Morton v. Ruiz
Annotate this Case
415 U.S. 199 (1974)
U.S. Supreme Court
Morton v. Ruiz, 415 U.S. 199 (1974)
Morton v. Ruiz
Argued November 5, 1973
Decided February 20, 1974
415 U.S. 199
Respondent Ruiz and his wife, Papago Indians, left their reservation in Arizona in 1940 to live in an Indian community a few miles away, and Ruiz found employment at a nearby mine. During a prolonged strike, Ruiz applied for but was denied general assistance benefits under the Snyder Act by the Bureau of Indian Affairs (BIA) because of a provision in the BIA Manual limiting eligibility to Indians living "on reservations" (and in jurisdictions under the BIA in Alaska and Oklahoma). After unsuccessful administrative appeals, respondents instituted this purported class action, claiming, inter alia, entitlement to such general assistance as a matter of statutory interpretation. The District Court's summary judgment for petitioner was reversed by the Court of Appeals on the ground that the Manual's residency limitation was inconsistent with the broad language of the Snyder Act, that Congress intended general assistance benefits to be available to all Indians, including those in respondents' position, and that Congress' subsequent actions in appropriating funds for the BIA general assistance program did not serve to ratify the imposed limitation.
1. Congress did not intend to exclude from the BIA general assistance program these respondents, and their class, who are full-blooded, unassimilated Indians living in an Indian community near their native reservation and who maintain close economic and social ties with that reservation. Pp. 415 U. S. 212-230.
(a) The legislative history of the subcommittee hearings regarding appropriations under the Snyder Act showing that the BIA's usual practice has been to represent to Congress that "on or near" reservations is the equivalent of "on" for purposes of welfare service eligibility, and that successive budget requests were for Indians living "on or near," and not just for those living directly "on," clearly shows that Congress was led to believe that
the programs were being made available to those nonassimilated Indians living near the reservation as well as to those living "on," and a fair reading of such history can lead only to the conclusion that Indians situated near the reservation, such as respondents, were covered by the authorization. Pp. 415 U. S. 213-229.
(b) The fact that Congress made appropriations during the time the "on reservations" limitation appeared in the BIA Manual does not mean that Congress implicitly ratified the BIA policy, where such limitation had not been published in the Federal Register or in the Code of Federal Regulations, and there is nothing in the legislative history to show that the limitation was brought to the appropriation subcommittees' attention, let alone to the entire Congress. But, even assuming that Congress knew of the limitation when making appropriations, there is no reason to assume that it did not equate the "on reservations" language with the "on or near" category that continuously was described as the service area. P. 415 U. S. 230.

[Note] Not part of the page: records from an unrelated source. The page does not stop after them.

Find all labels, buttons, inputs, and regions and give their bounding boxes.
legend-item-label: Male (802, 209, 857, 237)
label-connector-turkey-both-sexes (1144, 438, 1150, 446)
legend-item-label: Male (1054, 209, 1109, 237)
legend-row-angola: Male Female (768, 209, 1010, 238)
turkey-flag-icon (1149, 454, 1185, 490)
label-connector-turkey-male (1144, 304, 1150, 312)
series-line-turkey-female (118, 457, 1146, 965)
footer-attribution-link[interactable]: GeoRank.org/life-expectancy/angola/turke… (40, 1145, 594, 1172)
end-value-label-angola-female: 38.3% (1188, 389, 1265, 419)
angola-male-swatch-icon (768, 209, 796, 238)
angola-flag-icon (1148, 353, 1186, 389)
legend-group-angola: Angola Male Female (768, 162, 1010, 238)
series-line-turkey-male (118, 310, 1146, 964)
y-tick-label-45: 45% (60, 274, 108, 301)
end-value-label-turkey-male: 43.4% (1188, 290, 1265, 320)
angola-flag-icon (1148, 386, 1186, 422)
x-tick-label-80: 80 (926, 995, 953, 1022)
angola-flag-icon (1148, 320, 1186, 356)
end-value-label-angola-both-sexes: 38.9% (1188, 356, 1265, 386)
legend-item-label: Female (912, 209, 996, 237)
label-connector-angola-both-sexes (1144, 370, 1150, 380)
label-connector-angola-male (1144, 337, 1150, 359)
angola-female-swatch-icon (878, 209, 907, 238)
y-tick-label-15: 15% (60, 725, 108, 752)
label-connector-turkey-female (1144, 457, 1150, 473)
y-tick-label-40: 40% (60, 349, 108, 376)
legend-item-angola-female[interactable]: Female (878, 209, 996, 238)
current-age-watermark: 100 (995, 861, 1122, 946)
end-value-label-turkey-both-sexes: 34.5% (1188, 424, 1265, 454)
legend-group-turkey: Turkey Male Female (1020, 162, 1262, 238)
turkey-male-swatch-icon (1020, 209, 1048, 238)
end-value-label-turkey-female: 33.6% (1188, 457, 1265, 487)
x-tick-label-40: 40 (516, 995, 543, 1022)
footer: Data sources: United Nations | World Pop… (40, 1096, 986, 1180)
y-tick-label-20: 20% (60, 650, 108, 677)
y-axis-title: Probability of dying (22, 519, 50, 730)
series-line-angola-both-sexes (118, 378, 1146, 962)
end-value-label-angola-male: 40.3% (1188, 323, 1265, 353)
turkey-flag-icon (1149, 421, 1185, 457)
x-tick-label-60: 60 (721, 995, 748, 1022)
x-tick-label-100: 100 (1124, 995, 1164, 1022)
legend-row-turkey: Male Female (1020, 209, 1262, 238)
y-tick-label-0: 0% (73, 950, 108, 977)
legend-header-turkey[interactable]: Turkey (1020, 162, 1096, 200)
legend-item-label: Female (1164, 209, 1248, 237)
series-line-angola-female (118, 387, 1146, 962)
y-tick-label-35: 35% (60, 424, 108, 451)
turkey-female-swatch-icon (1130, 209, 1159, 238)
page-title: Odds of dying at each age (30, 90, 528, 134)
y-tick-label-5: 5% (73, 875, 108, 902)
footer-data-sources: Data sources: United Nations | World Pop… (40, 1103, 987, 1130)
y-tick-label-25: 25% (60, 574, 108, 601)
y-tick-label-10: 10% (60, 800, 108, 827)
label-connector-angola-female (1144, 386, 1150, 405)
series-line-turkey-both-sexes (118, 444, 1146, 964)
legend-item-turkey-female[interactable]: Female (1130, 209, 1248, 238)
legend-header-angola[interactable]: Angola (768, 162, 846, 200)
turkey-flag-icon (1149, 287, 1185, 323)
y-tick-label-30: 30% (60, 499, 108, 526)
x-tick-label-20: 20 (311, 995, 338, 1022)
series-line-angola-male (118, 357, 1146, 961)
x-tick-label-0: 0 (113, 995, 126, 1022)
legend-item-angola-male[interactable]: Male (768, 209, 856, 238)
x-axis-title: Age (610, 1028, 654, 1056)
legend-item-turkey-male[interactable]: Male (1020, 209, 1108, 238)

2. Assuming, arguendo, that the Secretary rationally could limit the "on or near" appropriation to include only Indians who lived directly "on" the reservation (plus those in Alaska and Oklahoma), this has not been validly accomplished. Pp. 415 U. S. 230-238.
(a) By not publishing its general assistance eligibility requirement in the Federal Register or in the Code of Federal Regulations, the BIA has failed to comply with the requirements of the Administrative Procedure Act (APA) as to publication of substantive policies. The Secretary's conscious choice not to treat this extremely significant requirement as a legislative type rule, renders it ineffective so far as extinguishing the rights of those otherwise within the class of beneficiaries contemplated by Congress. Pp. 415 U. S. 232-236.
(b) Moreover, the BIA has failed to comply with its own internal procedures, since the "on reservations" limitation is clearly an important substantive policy within the class of directives -- those that "inform the public of privileges and benefits available" and of "eligibility requirements" -- that the BIA Manual declares are among those to be published. P. 415 U. S. 235.
(c) Even assuming the lack of binding effect of the BIA policy, it is too late to argue that the words "on reservations" in the BIA Manual mean something different from "on or near," and therefore are entitled to deference as an administrative interpretation
when in fact, the two have been continuously equated by the BIA to Congress. Pp. 415 U. S. 236-237.
462 F.2d 818, affirmed and remanded.
BLACKMUN, J., delivered the opinion for a unanimous Court.